Ann Patchett, Orange amère

orangeamere« L’ambiance de la fête de baptême a changé quand Albert Cousins a fait son apparition avec du gin. »
Encore un roman américain contemporain, encore une histoire de famille… je reconnais me laisser souvent tenter par ce genre de roman qu’il n’est plus trop à la mode d’appeler des sagas, et qui d’ailleurs essayent d’en renouveler les grands traits.
Ici, la particularité du roman saute aux yeux dès la page 39, lorsqu’un grand écart dans le temps est effectué. On passe de la fête de baptême de Franny à un épisode où cette même Franny prend soin de son vieux père malade. Entre temps, la mère du bébé (Franny, donc) a rencontré Albert, qui fuyait la perspective d’un dimanche après-midi avec ses jeunes enfants, et a quitté son mari pour vivre avec lui. On apprend plus loin que les six enfants des deux familles passaient tous leurs étés ensemble et qu’un drame s’est produit au cours d’un de ces étés.

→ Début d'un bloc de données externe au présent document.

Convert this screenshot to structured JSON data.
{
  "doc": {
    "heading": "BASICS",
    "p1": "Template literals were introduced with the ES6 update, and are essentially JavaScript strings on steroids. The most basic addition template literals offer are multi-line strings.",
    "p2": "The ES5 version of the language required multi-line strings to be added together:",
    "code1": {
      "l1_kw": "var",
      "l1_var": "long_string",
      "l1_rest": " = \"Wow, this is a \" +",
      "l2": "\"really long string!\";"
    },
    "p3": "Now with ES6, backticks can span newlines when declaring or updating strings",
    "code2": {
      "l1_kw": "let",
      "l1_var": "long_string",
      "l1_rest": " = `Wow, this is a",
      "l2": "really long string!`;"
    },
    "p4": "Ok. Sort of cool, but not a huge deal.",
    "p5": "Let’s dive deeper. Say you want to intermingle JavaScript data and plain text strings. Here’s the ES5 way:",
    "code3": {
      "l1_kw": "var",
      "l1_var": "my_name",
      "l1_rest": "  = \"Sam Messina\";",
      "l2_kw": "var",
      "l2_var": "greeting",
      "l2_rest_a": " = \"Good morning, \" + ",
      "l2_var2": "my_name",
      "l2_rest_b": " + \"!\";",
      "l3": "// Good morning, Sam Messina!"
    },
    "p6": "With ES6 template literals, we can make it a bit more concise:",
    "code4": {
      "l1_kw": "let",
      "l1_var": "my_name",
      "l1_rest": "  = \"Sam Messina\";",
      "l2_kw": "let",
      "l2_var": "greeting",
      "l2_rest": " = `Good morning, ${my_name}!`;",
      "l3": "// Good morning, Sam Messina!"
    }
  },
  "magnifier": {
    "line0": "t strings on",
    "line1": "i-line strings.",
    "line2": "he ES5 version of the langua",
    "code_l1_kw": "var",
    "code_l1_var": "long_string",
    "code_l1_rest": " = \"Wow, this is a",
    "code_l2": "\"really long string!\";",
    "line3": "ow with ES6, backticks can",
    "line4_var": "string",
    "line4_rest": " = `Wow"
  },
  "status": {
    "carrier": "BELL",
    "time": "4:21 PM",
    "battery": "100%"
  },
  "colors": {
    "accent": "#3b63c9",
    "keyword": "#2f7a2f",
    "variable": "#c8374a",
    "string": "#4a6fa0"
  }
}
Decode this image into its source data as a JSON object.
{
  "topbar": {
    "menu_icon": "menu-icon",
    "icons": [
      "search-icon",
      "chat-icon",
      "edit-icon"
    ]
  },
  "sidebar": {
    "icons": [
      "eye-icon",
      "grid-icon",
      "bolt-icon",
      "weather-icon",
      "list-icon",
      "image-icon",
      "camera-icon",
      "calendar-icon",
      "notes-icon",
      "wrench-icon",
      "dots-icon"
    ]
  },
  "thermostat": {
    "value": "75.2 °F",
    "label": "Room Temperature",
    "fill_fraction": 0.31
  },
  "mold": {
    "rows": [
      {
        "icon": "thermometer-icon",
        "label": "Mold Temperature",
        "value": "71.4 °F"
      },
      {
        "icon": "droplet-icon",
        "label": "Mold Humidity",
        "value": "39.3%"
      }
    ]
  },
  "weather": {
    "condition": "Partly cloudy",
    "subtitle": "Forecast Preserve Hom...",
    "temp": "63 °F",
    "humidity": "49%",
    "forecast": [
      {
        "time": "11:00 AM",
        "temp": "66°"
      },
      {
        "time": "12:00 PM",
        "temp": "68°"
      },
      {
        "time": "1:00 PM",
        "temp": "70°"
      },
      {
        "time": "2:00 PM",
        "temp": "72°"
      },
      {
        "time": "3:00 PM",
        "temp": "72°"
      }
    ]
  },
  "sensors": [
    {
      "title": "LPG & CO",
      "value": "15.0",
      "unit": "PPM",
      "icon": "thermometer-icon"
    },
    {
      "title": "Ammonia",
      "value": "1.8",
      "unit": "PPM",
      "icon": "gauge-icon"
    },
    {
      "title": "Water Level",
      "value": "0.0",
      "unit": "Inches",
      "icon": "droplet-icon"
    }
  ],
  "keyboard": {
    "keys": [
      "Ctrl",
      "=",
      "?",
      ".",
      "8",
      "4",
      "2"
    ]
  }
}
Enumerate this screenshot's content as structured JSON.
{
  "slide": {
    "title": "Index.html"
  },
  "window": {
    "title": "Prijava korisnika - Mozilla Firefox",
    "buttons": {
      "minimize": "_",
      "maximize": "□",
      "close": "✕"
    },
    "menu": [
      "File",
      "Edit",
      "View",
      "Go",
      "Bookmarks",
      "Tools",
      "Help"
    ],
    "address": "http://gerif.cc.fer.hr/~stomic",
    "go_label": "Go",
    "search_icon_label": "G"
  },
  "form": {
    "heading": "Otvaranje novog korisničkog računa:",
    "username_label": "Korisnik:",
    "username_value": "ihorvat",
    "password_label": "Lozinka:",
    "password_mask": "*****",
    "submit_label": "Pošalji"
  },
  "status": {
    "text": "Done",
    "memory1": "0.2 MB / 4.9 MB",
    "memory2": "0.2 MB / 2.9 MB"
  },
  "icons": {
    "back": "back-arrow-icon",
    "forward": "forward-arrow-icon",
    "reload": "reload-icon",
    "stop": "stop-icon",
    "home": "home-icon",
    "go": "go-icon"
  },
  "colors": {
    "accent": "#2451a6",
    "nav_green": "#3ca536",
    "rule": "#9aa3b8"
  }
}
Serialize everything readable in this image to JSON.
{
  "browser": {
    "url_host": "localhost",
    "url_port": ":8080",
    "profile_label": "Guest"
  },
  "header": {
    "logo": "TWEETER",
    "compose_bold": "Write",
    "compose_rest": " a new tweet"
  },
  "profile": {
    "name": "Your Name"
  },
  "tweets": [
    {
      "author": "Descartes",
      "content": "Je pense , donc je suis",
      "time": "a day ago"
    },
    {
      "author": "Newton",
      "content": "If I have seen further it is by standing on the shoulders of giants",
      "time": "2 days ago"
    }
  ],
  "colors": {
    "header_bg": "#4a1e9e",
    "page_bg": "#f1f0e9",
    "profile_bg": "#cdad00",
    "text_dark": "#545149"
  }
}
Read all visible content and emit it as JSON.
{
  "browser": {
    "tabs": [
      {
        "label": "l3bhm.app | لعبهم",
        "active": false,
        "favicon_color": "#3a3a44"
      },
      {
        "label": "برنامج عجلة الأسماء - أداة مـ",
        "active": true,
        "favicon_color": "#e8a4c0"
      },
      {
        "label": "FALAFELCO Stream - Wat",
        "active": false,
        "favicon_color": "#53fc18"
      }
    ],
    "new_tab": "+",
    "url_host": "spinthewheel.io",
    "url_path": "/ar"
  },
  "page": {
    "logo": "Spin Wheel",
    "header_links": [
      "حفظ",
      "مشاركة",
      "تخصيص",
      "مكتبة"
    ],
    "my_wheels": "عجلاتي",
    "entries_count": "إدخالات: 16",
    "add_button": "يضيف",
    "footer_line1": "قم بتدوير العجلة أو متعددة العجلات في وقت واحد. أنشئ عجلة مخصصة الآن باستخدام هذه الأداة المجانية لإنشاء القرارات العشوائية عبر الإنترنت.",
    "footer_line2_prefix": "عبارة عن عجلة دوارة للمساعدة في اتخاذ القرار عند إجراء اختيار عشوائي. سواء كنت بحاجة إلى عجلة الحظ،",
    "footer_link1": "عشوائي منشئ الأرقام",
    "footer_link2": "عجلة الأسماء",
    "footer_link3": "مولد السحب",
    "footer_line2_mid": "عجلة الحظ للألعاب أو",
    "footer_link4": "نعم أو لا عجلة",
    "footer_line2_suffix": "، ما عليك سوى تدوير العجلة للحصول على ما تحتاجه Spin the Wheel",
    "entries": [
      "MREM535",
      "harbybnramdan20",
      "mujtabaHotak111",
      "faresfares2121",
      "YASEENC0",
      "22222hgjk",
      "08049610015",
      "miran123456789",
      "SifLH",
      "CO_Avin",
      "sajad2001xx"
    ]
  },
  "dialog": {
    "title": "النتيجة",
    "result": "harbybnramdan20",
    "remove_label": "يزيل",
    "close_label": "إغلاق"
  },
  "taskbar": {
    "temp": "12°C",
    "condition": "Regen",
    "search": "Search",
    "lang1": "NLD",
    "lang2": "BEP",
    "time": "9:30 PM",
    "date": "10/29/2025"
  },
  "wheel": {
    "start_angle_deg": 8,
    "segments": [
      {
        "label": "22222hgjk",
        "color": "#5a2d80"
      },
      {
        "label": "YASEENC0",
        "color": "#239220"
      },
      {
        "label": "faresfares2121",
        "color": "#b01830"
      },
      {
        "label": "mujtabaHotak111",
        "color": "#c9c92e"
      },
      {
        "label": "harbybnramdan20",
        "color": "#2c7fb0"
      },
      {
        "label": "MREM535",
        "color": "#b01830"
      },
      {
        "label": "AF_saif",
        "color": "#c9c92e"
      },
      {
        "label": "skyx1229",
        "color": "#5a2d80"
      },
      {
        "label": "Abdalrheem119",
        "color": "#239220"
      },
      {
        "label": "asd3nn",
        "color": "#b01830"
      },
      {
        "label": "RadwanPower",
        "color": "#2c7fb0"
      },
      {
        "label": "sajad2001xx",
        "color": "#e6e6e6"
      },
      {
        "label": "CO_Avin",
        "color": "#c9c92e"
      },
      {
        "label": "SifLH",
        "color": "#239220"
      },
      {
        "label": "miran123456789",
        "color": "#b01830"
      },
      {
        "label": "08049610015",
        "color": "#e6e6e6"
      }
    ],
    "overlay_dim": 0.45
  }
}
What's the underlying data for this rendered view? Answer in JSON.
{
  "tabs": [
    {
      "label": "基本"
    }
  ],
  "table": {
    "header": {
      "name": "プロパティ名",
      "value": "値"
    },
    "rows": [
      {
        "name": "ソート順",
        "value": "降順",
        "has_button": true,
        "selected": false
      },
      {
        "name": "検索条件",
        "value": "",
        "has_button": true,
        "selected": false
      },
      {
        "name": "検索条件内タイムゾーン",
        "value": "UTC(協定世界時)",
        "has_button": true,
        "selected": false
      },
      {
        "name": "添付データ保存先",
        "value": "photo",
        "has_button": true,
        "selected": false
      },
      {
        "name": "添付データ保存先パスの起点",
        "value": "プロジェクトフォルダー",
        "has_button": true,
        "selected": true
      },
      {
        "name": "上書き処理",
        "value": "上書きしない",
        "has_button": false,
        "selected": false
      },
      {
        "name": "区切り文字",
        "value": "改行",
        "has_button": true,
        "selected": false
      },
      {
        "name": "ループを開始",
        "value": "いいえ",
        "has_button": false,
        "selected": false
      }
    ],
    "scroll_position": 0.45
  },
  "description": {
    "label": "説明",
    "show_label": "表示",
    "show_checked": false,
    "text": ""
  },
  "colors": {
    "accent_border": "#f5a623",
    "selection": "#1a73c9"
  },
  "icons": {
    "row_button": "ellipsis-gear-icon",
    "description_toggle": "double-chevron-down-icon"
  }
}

« Chaque été qu’ils passèrent ensemble tous les six se déroula exactement de la même manière. Ce n’était pas tous les jours la fête, la plupart du temps, ils s’ennuyaient, mais ils firent des trucs, des vrais trucs, sans jamais se faire prendre. »
La façon dont l’auteure installe l’histoire ne manque pas d’originalité, et permet au lecteur de rassembler les fils qui semblent épars pour comprendre l’histoire de la famille. La construction s’éloigne du classique aller et retour passé/présent qu’on croise trop souvent, et c’est ce que j’ai préféré dans le roman.
Les personnages aussi sont singuliers, avec des personnalités très marquées pour la plupart, (à condition de ne pas confondre les uns et les autres, j’y reviens ensuite) et l’idée de montrer dès le deuxième chapitre le point de vue des enfants, devenus adultes, de la famille recomposée, rend le roman très prenant. Ensuite, et c’est assez malin, il est question d’un roman appelé Orange amère, qui va avoir une grande importance dans la vie des protagonistes.
J’ai beaucoup apprécié cette lecture, avec parfois, au début d’un nouveau chapitre, un peu de mal à raccrocher tous les détails déjà connus sur tel ou tel personnage, et à situer l’époque. C’est le revers de cette construction inhabituelle.
Quant au style, j’ai beaucoup aimé la façon d’insuffler de la légèreté avec des figures de style facétieuses. La société américaine, et son modèle familial, ne sortent pas forcément grandis de l’image qu’Ann Patchett en donne, mais on passe un excellent moment avec cette famille.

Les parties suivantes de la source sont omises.